Refineries warn of lower oil output

Say power sector’s reluctance to lift furnace oil will lead to reduction in petrol, diesel output

According to PRL, a new refinery requires an investment of at least $8 billion, without considering certain infrastructure cost. photo: file

ISLAMABAD:

The refusal from power producers to purchase furnace oil is likely to push the country towards a petrol, high-speed diesel and jet fuel crisis as refineries are going to slash their production.

Refineries have warned the government about the looming oil crisis if the power sector remains unwilling to take furnace oil supplies.

Along with the refineries, Pakistan State Oil (PSO), whose receivables have crossed Rs400 billion, finds itself in a financial crunch due to the pressure to import two furnace oil cargoes.

PSO has imported the two furnace oil cargoes in November, following firm demand from the power sector for the period November 2021 to February 2022, but this has resulted in piling up of stocks.

In a letter sent to the government, PSO complained that fuel procurement by Genco/ independent power producers (IPPs) had not been in line with demand during the entire season and “this deviation is hampering their supply chain planning, especially in the current month, as fuel stock lifting has almost reduced to zero in November”.

PSO pointed out in the letter that the Genco/ IPPs had almost negligible stocks, especially at Thermal Power Station (TPS) Muzaffargarh, TPS Jamshoro, Hubco and other IPPs.

It warned that any further delay in the lifting of fuel stocks by power plants would affect the entire supply chain, causing significant losses to the oil marketing company on account of demurrages and inventory costs, besides posing a serious threat to the continuation of refinery operations.

Similarly, Pak Arab Refinery (Parco), in a letter sent to the Petroleum Division, said that the procurement of furnace oil had slowed down significantly over the past few days, ie 1,180 tonnes a day against daily production of 3,000 tonnes.

Parco said that if the slow pace of furnace oil purchases continued, oil stocks at the refinery would rise to high levels in the next few days, making it difficult to operate the facility at higher output, which would affect supplies of other petroleum products as well.

National Refinery Limited (NRL) also conveyed to the government that the countrywide usable stock of high sulphur fuel oil (HSFO) was continuously on the rise.

It said that HSFO consumption had been 37% lower in the first eight days of November compared to the month’s target and the inventory would increase hugely if cargoes of loaded ships awaiting berths and those expected to arrive were also included.

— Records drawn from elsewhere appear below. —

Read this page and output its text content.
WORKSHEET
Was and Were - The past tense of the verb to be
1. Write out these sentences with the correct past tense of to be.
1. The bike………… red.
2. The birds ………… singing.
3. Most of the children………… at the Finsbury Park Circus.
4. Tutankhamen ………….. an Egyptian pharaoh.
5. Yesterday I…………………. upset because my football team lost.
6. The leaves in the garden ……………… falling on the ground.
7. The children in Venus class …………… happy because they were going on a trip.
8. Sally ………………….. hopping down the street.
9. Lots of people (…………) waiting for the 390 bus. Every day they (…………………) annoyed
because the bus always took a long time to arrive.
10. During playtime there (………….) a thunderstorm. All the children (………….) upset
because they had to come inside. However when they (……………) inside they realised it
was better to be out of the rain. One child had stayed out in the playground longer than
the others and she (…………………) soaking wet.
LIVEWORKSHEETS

The slow lifting of furnace oil stocks from the refineries would reduce the throughput and negatively affect supply of other oil products, it said.

PSO’s financial crunch

Receivables of state-run oil marketing company PSO have crossed Rs400 billion, triggering financial crunch for the firm.

Despite posting a handsome profit in the last financial year, PSO has continued to face the challenge of circular debt due to the inability of customers to pay bills on time.

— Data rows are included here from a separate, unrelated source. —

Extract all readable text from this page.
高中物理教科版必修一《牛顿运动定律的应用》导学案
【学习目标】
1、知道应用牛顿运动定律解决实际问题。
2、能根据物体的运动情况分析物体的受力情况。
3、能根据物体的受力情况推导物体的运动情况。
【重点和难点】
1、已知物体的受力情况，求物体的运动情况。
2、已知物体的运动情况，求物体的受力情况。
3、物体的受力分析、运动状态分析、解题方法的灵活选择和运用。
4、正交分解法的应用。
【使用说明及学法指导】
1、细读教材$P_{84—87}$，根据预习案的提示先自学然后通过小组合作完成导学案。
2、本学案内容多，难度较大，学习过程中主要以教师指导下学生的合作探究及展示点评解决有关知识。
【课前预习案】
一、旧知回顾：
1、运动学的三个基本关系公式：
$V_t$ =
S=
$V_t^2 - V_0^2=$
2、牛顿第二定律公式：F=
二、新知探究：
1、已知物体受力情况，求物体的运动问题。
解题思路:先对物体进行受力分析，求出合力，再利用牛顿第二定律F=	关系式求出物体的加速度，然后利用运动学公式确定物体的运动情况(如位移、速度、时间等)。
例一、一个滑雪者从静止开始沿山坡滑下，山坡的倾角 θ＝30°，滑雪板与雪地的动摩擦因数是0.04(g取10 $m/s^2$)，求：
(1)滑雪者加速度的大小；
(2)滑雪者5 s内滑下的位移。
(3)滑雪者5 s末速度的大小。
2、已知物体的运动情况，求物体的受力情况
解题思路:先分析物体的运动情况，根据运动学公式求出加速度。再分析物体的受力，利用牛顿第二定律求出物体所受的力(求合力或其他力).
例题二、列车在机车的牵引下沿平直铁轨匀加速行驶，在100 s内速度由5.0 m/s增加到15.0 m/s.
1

Recently, the company announced the highest-ever after-tax profit of Rs29.1 billion for financial year 2020-21.

Power sector is a major defaulter of PSO which has to recover Rs194.283 billion along with late payment surcharge.

PSO has also played a pivotal role in the liquefied natural gas (LNG) sector. It entered into another agreement with Qatar Petroleum under a G2G arrangement to supply an additional 3 million tons of LNG over a period of 10 years.

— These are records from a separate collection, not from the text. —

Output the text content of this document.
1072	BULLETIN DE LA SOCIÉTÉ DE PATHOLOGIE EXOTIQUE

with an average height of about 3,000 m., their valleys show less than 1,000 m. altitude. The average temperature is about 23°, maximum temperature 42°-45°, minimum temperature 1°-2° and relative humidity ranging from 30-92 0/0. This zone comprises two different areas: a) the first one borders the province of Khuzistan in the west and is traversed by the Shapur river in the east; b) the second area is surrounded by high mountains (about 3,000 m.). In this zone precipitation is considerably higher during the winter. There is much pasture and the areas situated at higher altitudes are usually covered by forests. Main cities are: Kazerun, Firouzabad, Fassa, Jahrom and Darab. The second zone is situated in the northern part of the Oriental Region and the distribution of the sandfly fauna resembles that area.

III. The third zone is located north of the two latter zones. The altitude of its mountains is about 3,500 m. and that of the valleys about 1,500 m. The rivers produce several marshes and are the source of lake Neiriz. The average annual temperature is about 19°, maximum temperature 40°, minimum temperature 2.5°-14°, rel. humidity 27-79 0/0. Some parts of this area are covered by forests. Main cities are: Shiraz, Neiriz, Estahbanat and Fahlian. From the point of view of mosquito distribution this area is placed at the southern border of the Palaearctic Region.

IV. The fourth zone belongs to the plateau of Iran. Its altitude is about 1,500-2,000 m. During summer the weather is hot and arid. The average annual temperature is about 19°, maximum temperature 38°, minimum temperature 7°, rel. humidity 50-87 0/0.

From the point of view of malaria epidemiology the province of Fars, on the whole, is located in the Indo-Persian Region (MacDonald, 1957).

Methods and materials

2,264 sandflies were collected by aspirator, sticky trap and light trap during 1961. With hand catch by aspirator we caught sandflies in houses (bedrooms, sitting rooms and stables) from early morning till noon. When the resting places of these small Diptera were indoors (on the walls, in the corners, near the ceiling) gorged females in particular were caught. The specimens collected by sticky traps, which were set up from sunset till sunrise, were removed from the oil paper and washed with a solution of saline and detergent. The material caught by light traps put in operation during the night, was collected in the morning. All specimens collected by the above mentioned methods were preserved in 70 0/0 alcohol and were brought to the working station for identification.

This contract will add additional volumes to an already executed 15-year long-term sale-purchase agreement, with total supplies of 6.75 million tons per annum.

However, the company is facing circular debt in this sector as well. It is supplying LNG to Sui Northern Gas Pipelines Limited (SNGPL) for onward distribution among consumers. SNGPL has to pay Rs164.759 billion to PSO on account of LNG supply.

Published in The Express Tribune, November 28th, 2021.